Vessels with superstructure

There is a type of ship that has a waterproof superstructure. Naturally, water will not be able to get inside such a ship, which means that stability will remain at the same level even with a large roll. This principle became fundamental in the invention of tumbler lifeboats. There are life rafts and lifeboats that are considered to be practically incapable because of their design. Such categories of ships are able to recover even after they have completely capsized.

You can take, for example, which has one tricky way to increase the stability of the vessel. The method is called tilting. And its essence lies in the fact that when tilted, the weight of the crew, ballast or swinging keel will move across the entire width of the vessel. There are many different types of moveable ballast in use today. And also there is one newest, which is the presence of underwater controlled wings.

Experimental height

Further. In order to experimentally calculate the metacentric height of the ship, you can move a large load around the ship. The movement of the load must occur at a certain distance Q from the place where it was originally located. Also, when moving an object, it is necessary to measure a small angle of rotation, which is denoted as af. The numerical value of this characteristic will correspond to the angle of the ship.

This is how the transverse metacentric height will look like in the formula:

h 0 \u003d 0.525 (W / T) 2, m

B is the ship's breadth, to be measured in meters, and T is the roll period, to be measured in seconds.

It was this method of calculation, as well as the experimental method of determining, that became the main provisions that made it possible to take the height of the metacenter of the ship as the main criterion for its stability.

Sailing ships

Currently, they are one of the most dangerous in terms of operation, as well as the most demanding in terms of stability. The thing is that with the wind the sail of such a vessel will be constantly exposed to strong air, which in such conditions will be the main point that creates the possibility of a roll. It is because of the presence of a sail that vessels with large and long masts and, as a result, large sails, need additional heavy fixed ballast, which will greatly reduce the center of gravity of the vessel, thereby creating a greater metacentric height.

It is very important to note that quite often they make such a mistake as assessing the stability of a ship only by its metacenter. Of course, this height will be the main criterion. However, the advantages that are available throughout the static stability diagram cannot be ignored. It includes not only the height of the metacenter.

Cases of instability

There are three cases of vessel instability. Let's consider them in more detail.

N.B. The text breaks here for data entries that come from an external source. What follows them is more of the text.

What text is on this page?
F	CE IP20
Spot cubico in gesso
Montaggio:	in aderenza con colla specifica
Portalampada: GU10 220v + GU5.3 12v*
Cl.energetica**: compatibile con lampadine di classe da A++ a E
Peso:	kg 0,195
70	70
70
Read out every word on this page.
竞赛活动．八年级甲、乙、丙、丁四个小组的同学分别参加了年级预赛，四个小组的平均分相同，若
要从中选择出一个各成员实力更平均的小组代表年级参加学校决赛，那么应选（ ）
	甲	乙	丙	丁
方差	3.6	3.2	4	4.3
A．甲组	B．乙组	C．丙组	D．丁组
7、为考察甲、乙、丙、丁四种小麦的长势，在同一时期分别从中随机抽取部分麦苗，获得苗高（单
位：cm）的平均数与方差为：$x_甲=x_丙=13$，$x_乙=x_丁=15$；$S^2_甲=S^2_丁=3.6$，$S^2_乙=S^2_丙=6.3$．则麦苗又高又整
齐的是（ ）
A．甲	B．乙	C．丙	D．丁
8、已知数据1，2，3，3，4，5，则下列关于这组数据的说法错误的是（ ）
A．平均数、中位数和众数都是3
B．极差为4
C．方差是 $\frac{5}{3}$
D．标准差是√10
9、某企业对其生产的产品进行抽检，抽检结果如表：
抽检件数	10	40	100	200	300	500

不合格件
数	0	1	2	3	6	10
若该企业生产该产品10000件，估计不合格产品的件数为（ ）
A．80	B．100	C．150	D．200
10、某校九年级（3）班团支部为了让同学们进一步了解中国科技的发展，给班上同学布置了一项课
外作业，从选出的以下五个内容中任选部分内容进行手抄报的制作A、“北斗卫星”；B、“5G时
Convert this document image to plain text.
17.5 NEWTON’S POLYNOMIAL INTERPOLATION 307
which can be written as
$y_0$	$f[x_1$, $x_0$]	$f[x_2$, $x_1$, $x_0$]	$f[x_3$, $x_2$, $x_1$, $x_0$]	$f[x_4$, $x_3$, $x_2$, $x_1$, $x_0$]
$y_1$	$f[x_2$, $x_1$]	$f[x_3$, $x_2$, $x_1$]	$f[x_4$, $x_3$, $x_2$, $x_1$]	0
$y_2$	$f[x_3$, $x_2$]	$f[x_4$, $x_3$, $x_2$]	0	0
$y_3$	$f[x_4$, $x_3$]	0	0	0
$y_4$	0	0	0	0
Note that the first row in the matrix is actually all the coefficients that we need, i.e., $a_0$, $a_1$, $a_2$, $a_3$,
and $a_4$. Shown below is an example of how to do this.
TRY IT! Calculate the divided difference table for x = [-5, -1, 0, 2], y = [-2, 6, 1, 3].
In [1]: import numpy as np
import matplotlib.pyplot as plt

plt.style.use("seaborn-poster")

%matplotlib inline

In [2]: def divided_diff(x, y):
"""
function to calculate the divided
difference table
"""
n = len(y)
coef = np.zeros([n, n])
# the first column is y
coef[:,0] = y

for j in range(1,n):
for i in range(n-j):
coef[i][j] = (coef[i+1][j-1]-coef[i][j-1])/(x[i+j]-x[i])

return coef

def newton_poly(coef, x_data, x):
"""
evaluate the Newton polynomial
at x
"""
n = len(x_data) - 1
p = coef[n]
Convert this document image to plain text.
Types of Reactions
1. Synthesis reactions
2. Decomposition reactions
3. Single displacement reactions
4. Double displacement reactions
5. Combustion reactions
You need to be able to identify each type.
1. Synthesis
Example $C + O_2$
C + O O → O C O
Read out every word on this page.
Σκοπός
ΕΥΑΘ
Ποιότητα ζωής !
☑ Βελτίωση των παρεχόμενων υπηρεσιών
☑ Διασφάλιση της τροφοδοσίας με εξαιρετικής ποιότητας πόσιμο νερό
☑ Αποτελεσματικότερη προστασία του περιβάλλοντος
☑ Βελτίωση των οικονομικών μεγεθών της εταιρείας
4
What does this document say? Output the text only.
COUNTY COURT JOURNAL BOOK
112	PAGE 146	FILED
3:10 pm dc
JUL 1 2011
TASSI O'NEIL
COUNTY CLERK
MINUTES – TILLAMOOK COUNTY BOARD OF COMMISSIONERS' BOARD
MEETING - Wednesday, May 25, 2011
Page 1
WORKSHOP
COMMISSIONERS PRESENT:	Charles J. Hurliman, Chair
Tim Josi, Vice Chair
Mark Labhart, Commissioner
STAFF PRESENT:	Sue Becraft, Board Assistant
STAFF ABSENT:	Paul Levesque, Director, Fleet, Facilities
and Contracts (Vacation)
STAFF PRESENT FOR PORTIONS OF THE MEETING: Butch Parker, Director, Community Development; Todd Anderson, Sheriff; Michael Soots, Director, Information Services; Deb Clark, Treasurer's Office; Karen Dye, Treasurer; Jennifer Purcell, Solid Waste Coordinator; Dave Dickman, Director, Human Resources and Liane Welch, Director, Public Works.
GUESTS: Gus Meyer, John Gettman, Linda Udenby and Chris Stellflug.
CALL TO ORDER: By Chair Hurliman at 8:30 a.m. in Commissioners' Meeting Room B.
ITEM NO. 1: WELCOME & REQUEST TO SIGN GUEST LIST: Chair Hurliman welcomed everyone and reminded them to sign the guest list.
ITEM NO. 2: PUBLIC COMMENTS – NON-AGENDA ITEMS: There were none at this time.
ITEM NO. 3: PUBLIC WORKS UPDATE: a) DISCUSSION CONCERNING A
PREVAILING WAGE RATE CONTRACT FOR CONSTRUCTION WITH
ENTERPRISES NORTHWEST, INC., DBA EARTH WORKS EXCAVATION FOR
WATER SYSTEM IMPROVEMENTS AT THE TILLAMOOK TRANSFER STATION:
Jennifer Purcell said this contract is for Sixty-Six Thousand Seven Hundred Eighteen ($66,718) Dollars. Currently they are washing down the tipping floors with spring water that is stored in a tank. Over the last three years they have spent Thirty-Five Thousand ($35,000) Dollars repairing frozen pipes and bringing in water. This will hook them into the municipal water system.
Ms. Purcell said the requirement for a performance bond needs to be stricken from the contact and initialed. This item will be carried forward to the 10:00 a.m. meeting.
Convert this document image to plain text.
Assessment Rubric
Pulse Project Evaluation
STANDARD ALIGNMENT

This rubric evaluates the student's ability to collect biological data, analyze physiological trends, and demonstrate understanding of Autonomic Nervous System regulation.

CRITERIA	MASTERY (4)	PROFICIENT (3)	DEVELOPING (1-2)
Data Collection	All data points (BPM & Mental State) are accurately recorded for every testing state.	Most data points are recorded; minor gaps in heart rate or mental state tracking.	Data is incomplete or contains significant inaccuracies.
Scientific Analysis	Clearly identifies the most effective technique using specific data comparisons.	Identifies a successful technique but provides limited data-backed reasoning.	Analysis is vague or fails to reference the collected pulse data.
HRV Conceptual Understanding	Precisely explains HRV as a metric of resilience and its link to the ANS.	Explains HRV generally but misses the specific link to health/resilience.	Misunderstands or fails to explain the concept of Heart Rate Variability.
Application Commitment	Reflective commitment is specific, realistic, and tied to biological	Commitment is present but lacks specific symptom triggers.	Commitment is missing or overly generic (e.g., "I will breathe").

The first case occurs when the height h>0. This is due to the fact that the center of gravity is higher than the center of magnitude. If these conditions are met and the ship is tilted to either side, the line of action of the support force will cross the diametrical plane higher than the center of gravity.

The second case of instability will occur when the metacentric height is zero. In this case, practically, as in the previous one, the center of gravity will be higher than the center of magnitude. And when the ship is tilted, it will happen that the CG line will run along the magnitude line. In this case, the center of magnitude will always be located in the same vertical with the center of gravity. With this arrangement of forces, the restoring pair that levels the ship will simply be absent. Without the influence of any external forces, the ship will not be able to return to its original, straight position.

The third case occurs if h<0. В данном случае ЦТ будет находиться выше, чем центр величины, а в наклонном положении линия действия силы поддержания будет пресекать след диаметральной плоскости ниже ЦТ. В таком случае при малейшем наклоне будет образовываться отрицательная пара сил, воздействующая на судно и приводящая к его опрокидыванию.